Resilience Bond for risk reduction
In a nutshell
At a global level, there is a significant shortfall in funding for projects that protect communities from natural disasters.
The associated risk is compounded by a gap in insurance coverage, leaving vulnerable communities and government agencies underprotected in the face of ever more frequent and severe extreme events. One new financing mechanism to bridge this gap and increase both physical and financial protection is the resilience bond, a variation on conventional catastrophe bonds. Resilience bonds value the reduction in disaster-related expected loss from the implementation of resilience projects through a rebate structure.
Investment and operating model
A resilience bond is a new insurance instrument designed to help governments increase both their financial insurance and physical protection against disasters. These bonds link insurance coverage that public entities can already purchase with capital investments in resilience projects that reduce the expected losses from disasters.

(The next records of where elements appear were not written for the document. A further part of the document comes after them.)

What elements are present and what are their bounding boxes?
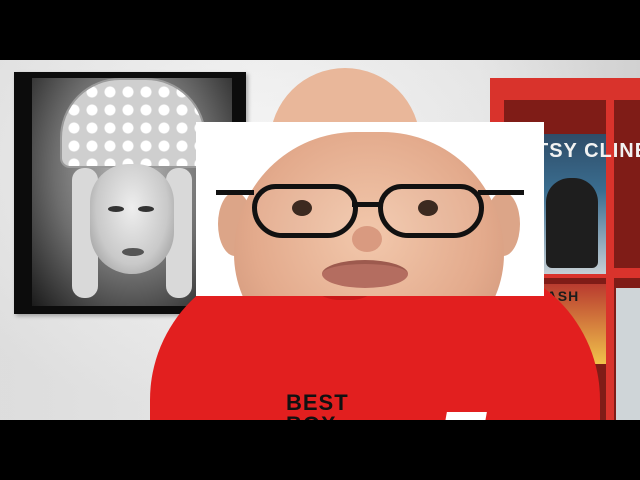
eye-left (292, 200, 312, 216)
poster-pearl-hat (60, 78, 206, 168)
poster-lips (122, 248, 144, 256)
record-cover-figure (546, 178, 598, 268)
eye-right (418, 200, 438, 216)
mouth (322, 260, 408, 288)
record-title: TSY CLINE (536, 140, 640, 162)
poster-face (90, 164, 174, 274)
glasses-arm-right (478, 190, 524, 195)
glasses-bridge (352, 202, 382, 207)
glasses-arm-left (216, 190, 254, 195)
face-overlay-panel (196, 122, 544, 296)
record-sleeve-3 (616, 288, 640, 420)
record-sleeve: TSY CLINE (536, 134, 640, 274)
shirt-print-text: BEST BOX (286, 390, 349, 421)
shirt-patch (445, 412, 487, 420)
video-frame: TSY CLINE KLASH BEST BOX (0, 60, 640, 420)
poster-eye-left (108, 206, 124, 212)
nose (352, 226, 382, 252)
poster-eye-right (138, 206, 154, 212)
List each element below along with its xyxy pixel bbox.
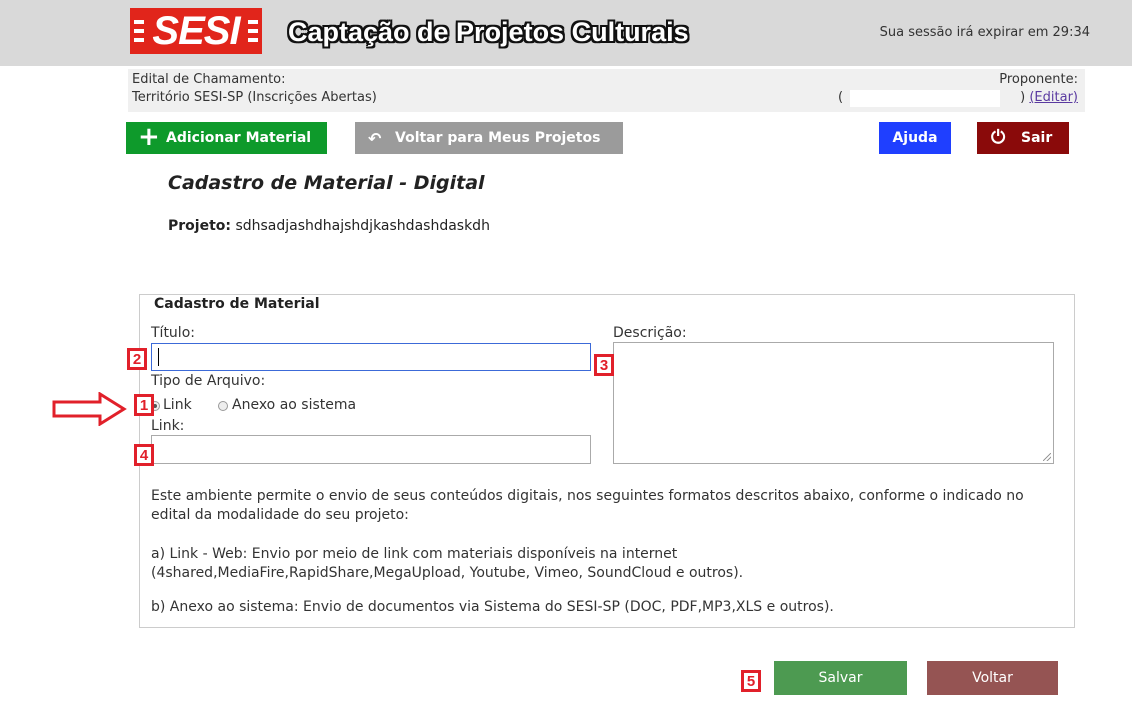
proponente-name-redacted — [850, 90, 1000, 107]
page-title: Cadastro de Material - Digital — [168, 172, 485, 194]
save-button[interactable]: Salvar — [774, 661, 907, 695]
app-title: Captação de Projetos Culturais — [288, 17, 689, 47]
resize-grip-icon[interactable] — [1043, 453, 1051, 461]
annotation-marker-1: 1 — [134, 394, 154, 416]
annotation-marker-3: 3 — [594, 354, 614, 376]
help-button[interactable]: Ajuda — [879, 122, 951, 154]
titulo-input[interactable] — [151, 343, 591, 371]
add-material-label: Adicionar Material — [166, 130, 312, 146]
exit-label: Sair — [1021, 130, 1053, 146]
link-input[interactable] — [151, 435, 591, 464]
radio-anexo[interactable] — [218, 401, 228, 411]
edit-proponente-link[interactable]: (Editar) — [1029, 90, 1078, 105]
exit-button[interactable]: ⏻ Sair — [977, 122, 1069, 154]
descricao-label: Descrição: — [613, 325, 687, 341]
annotation-marker-2: 2 — [127, 348, 147, 370]
add-material-button[interactable]: + Adicionar Material — [126, 122, 327, 154]
voltar-button[interactable]: Voltar — [927, 661, 1058, 695]
project-label: Projeto: — [168, 218, 231, 234]
back-to-projects-label: Voltar para Meus Projetos — [395, 130, 601, 146]
plus-icon: + — [138, 122, 160, 152]
proponente-edit: ) (Editar) — [1020, 90, 1078, 105]
descricao-textarea[interactable] — [613, 342, 1054, 464]
edital-value: Território SESI-SP (Inscrições Abertas) — [132, 90, 377, 105]
back-to-projects-button[interactable]: ↶ Voltar para Meus Projetos — [355, 122, 623, 154]
radio-link-label[interactable]: Link — [163, 397, 192, 413]
annotation-marker-4: 4 — [134, 444, 154, 466]
proponente-paren-close: ) — [1020, 90, 1026, 105]
proponente-label: Proponente: — [999, 72, 1078, 87]
tipo-arquivo-label: Tipo de Arquivo: — [151, 373, 266, 389]
project-value: sdhsadjashdhajshdjkashdashdaskdh — [235, 218, 490, 234]
link-label: Link: — [151, 418, 185, 434]
help-item-a-line2: (4shared,MediaFire,RapidShare,MegaUpload… — [151, 565, 744, 581]
form-legend: Cadastro de Material — [151, 296, 323, 312]
help-item-b: b) Anexo ao sistema: Envio de documentos… — [151, 599, 834, 615]
sesi-logo: SESI — [130, 8, 262, 54]
session-timer: Sua sessão irá expirar em 29:34 — [879, 25, 1090, 40]
edital-info-bar: Edital de Chamamento: Território SESI-SP… — [128, 69, 1085, 112]
undo-icon: ↶ — [368, 129, 382, 148]
annotation-arrow-icon — [52, 392, 127, 426]
help-intro: Este ambiente permite o envio de seus co… — [151, 488, 1024, 523]
help-item-a-line1: a) Link - Web: Envio por meio de link co… — [151, 546, 678, 562]
annotation-marker-5: 5 — [741, 670, 761, 692]
top-header: SESI Captação de Projetos Culturais Sua … — [0, 0, 1132, 66]
project-info: Projeto: sdhsadjashdhajshdjkashdashdaskd… — [168, 218, 490, 234]
proponente-paren-open: ( — [838, 90, 844, 105]
titulo-label: Título: — [151, 325, 195, 341]
radio-anexo-label[interactable]: Anexo ao sistema — [232, 397, 356, 413]
edital-label: Edital de Chamamento: — [132, 72, 286, 87]
text-caret — [158, 348, 159, 366]
power-icon: ⏻ — [991, 127, 1006, 148]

The resilience bond model is based on conventional catastrophe bonds, which comprise: (i) an insurance product providing coverage to the bond sponsor; and (ii) a debt instrument sold to investors to collateralize the insurance coverage. The issuer deposits the proceeds into a collateral account and makes fixed coupon payments to investors. It returns the principal to investors when the bond comes to maturity, unless a qualifying natural disaster occurs, in which case it uses the principal to pay out the sponsor.
The novelty of the resilience bond is that bond investors agree in advance to discount the coupons they receive when specific risk-reducing projects are completed during the bond term. The bond issuer uses financial catastrophe models to validate whether a resilience project will reduce expected losses. This sets the reduction in coupon payments to investors. The cost savings from this reduction are distributed back to the sponsor in the form of a resilience rebate, which can be used to finance risk reduction investments.

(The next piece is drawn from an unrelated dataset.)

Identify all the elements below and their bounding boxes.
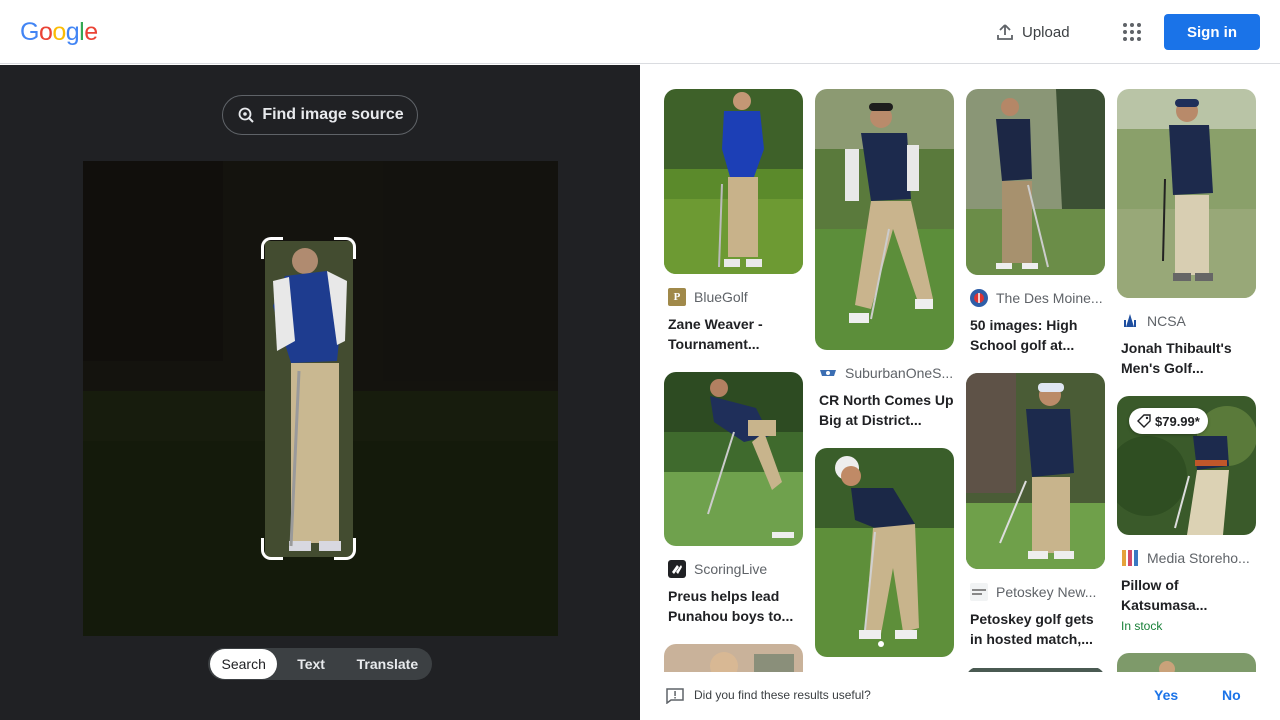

The bonds are typically short-term securities, to reduce the risk to investors. Unless the bond is privately placed, investors can sell catastrophe bonds they already own on the secondary market.
Impact measurement
Example of metrics that may be used to assess the impact of a resilience bond include:
- risk reduction and community-centric metrics, e.g. percentage of population or asset exposure covered by insurance, the percentage of eligible upgrades under the insurance-linked upgrade program, and the percentage actually upgraded;
- ecological resilience metrics, such as percentage of land covered by the insurance policy that is considered resilient against a 100-year, 250-year and/or 500-year event
- additional conservation metrics, such as percentage of resilience budget allocated to green infrastructure projects, and/or area of coastline rehabilitated/restored per dollar spent.

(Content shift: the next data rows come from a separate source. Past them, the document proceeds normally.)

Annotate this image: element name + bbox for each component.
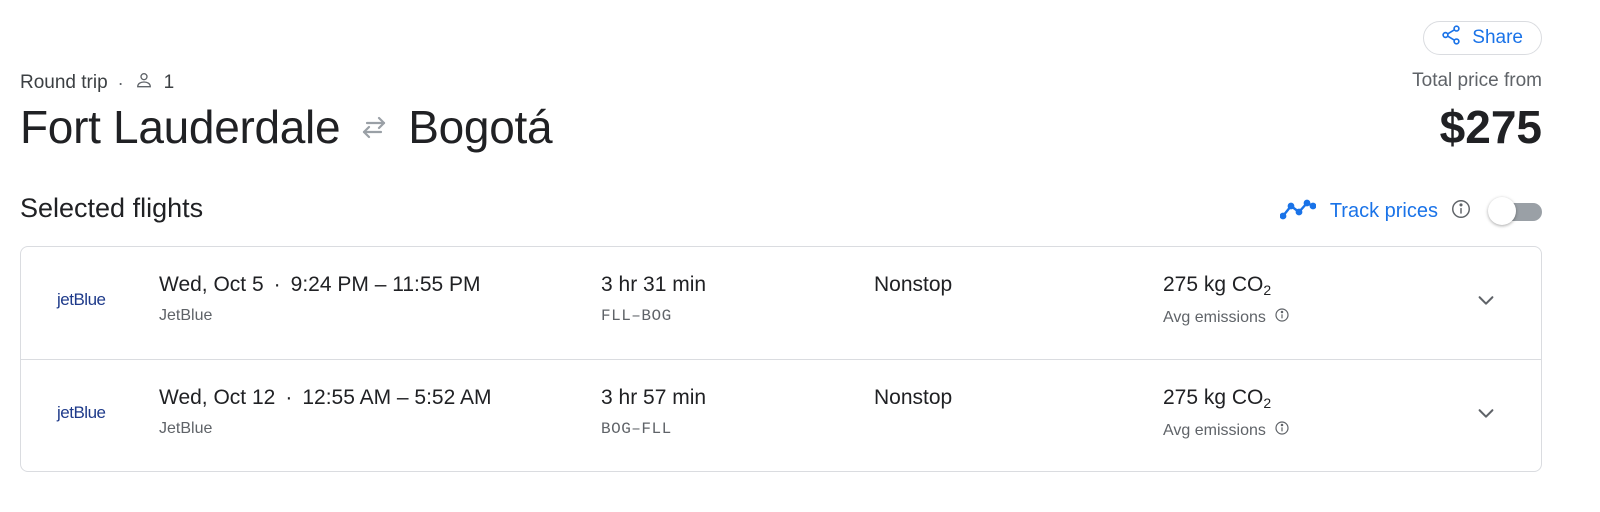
- emissions-value: 275 kg CO2: [1163, 273, 1271, 298]
- share-label: Share: [1472, 27, 1523, 48]
- emissions-label: Avg emissions: [1163, 420, 1290, 441]
- price-label: Total price from: [1412, 70, 1542, 91]
- route-codes: FLL–BOG: [601, 307, 672, 325]
- destination-city: Bogotá: [408, 101, 553, 153]
- person-icon: [134, 70, 154, 96]
- total-price: $275: [1439, 101, 1542, 153]
- separator-dot: ·: [285, 386, 293, 409]
- flight-times: Wed, Oct 5 · 9:24 PM – 11:55 PM: [159, 273, 481, 297]
- flight-date: Wed, Oct 5: [159, 273, 264, 296]
- section-title: Selected flights: [20, 193, 204, 223]
- emissions-value: 275 kg CO2: [1163, 386, 1271, 411]
- emissions-label: Avg emissions: [1163, 307, 1290, 328]
- selected-flights-card: jetBlue Wed, Oct 5 · 9:24 PM – 11:55 PM Je…: [20, 246, 1542, 472]
- chevron-down-icon: [1475, 402, 1497, 429]
- info-icon[interactable]: [1274, 307, 1290, 328]
- info-icon[interactable]: [1274, 420, 1290, 441]
- share-button[interactable]: Share: [1423, 21, 1542, 55]
- emissions-subscript: 2: [1263, 395, 1272, 411]
- track-prices-toggle[interactable]: [1488, 196, 1542, 226]
- emissions-amount: 275 kg CO: [1163, 273, 1264, 296]
- expand-flight-button[interactable]: [1471, 400, 1501, 430]
- swap-arrows-icon: [358, 100, 390, 154]
- passenger-count[interactable]: 1: [164, 72, 175, 94]
- trend-line-icon: [1279, 197, 1317, 226]
- route-codes: BOG–FLL: [601, 420, 672, 438]
- separator-dot: ·: [273, 273, 281, 296]
- time-range: 9:24 PM – 11:55 PM: [290, 273, 481, 296]
- flight-row-outbound[interactable]: jetBlue Wed, Oct 5 · 9:24 PM – 11:55 PM Je…: [21, 247, 1541, 359]
- toggle-knob: [1488, 197, 1516, 225]
- emissions-amount: 275 kg CO: [1163, 386, 1264, 409]
- separator-dot: ·: [117, 72, 124, 93]
- airline-name: JetBlue: [159, 420, 213, 437]
- trip-type[interactable]: Round trip: [20, 72, 108, 94]
- airline-logo: jetBlue: [57, 290, 106, 309]
- flight-times: Wed, Oct 12 · 12:55 AM – 5:52 AM: [159, 386, 491, 410]
- flight-duration: 3 hr 31 min: [601, 273, 707, 296]
- time-range: 12:55 AM – 5:52 AM: [302, 386, 492, 409]
- emissions-subscript: 2: [1263, 282, 1272, 298]
- origin-city: Fort Lauderdale: [20, 101, 341, 153]
- stops: Nonstop: [874, 386, 953, 409]
- emissions-label-text: Avg emissions: [1163, 308, 1266, 326]
- flight-row-return[interactable]: jetBlue Wed, Oct 12 · 12:55 AM – 5:52 AM J…: [21, 359, 1541, 471]
- track-prices: Track prices: [1279, 196, 1542, 226]
- page: Share Round trip · 1 Fort Lauderdale Bog…: [0, 0, 1600, 512]
- airline-logo: jetBlue: [57, 403, 106, 422]
- stops: Nonstop: [874, 273, 953, 296]
- info-icon[interactable]: [1450, 198, 1472, 225]
- trip-meta: Round trip · 1: [20, 70, 174, 96]
- expand-flight-button[interactable]: [1471, 287, 1501, 317]
- flight-date: Wed, Oct 12: [159, 386, 276, 409]
- route-title: Fort Lauderdale Bogotá: [20, 100, 553, 154]
- emissions-label-text: Avg emissions: [1163, 421, 1266, 439]
- share-icon: [1440, 24, 1462, 52]
- track-prices-label[interactable]: Track prices: [1330, 200, 1438, 223]
- airline-name: JetBlue: [159, 307, 213, 324]
- flight-duration: 3 hr 57 min: [601, 386, 707, 409]
- chevron-down-icon: [1475, 289, 1497, 316]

Scalability and replication
Resilience bonds are applicable globally and provide a sustainable approach to driving project investments and insurance penetration, not only by promoting financial protection against natural disasters, but also by financing increased resilience to future losses. Scaling up resilience bonds for green and natural infrastructure projects will depend on advancements in catastrophe modeling methodologies to robustly link reduction in expected losses from natural and green infrastructure projects to natural capital assets. To start with, resilience bonds may tackle natural disaster risk reduction projects where there is existing financial protection, a track record of catastrophe bond issuances, and for which green infrastructure has been proven effective in reducing physical risks.